Drilling into how the heap evolves over time for a concrete example, using the Live bytes column of the
+RTS -S ~RTS output, we can see that the incremental collector is "lagging behind" the main program, allowing the heap to grow very large before completing the garbage collection.
With ShortByteString the picture is identical to the one with Doubles, but since the messages are much larger - 1000 bytes + SBS overhead - the process runs out of memory for N larger than 600k.
Finally, the behaviour with ByteString is an exception again: the incremental GC is able to collect the heap multiple times concurrently with the main program, even more so than the copying GC.
The incremental garbage collector offers shorter pauses than the copying collector without the need to change any code, and little to no performance costs assuming an extra core available. Compact regions afford more control to decide when and for how long to pause, and even to perform the compaction concurrently with the main program, therefore achieving pauses as short as desired with the same performance characteristics. But this is at the cost of significant complexity, whereas the incremental collector can be turned on with a simple flag. This holds the potential to make GHC a better fit for many applications that require shorter GC pauses, such as games, event sourcing engines, and high-frequency trading systems. But the collector is still under review for merging to GHC HEAD, and there are some issues with memory usage.

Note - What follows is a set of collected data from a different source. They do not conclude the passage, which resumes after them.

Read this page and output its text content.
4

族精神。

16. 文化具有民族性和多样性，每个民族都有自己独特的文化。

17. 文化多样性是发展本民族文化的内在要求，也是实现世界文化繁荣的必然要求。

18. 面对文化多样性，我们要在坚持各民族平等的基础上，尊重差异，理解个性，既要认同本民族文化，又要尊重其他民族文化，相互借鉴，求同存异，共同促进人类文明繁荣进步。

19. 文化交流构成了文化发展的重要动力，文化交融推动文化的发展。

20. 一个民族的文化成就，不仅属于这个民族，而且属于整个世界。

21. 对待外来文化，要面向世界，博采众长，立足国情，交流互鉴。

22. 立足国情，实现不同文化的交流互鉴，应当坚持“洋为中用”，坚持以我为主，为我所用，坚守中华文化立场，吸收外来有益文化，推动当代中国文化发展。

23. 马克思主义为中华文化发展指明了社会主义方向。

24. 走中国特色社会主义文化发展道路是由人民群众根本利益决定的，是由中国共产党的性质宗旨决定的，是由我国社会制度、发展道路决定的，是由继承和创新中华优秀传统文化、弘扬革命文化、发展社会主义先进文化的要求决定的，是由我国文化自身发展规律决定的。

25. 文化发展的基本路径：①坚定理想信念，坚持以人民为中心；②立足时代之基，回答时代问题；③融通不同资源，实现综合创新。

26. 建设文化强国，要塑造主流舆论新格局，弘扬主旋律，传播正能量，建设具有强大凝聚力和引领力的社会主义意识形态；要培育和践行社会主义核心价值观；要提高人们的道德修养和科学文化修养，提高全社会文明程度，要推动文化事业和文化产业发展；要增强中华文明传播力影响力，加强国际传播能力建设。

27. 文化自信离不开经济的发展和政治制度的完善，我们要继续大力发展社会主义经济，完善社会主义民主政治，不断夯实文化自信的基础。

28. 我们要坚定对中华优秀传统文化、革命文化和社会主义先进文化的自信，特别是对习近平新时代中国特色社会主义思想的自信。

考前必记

Finally, two obligatory disclaimers. First, these benchmarks are only as accurate as the output of
+RTS -S -RTS; it's entirely possible that it does not give a full picture in the case of the new collector, as it is still in development. Secondly, I must mention that the work carried out by Well-Typed has been sponsored by my employer, Standard Chartered, but all the views expressed in this blog post are my own and not that of my employer.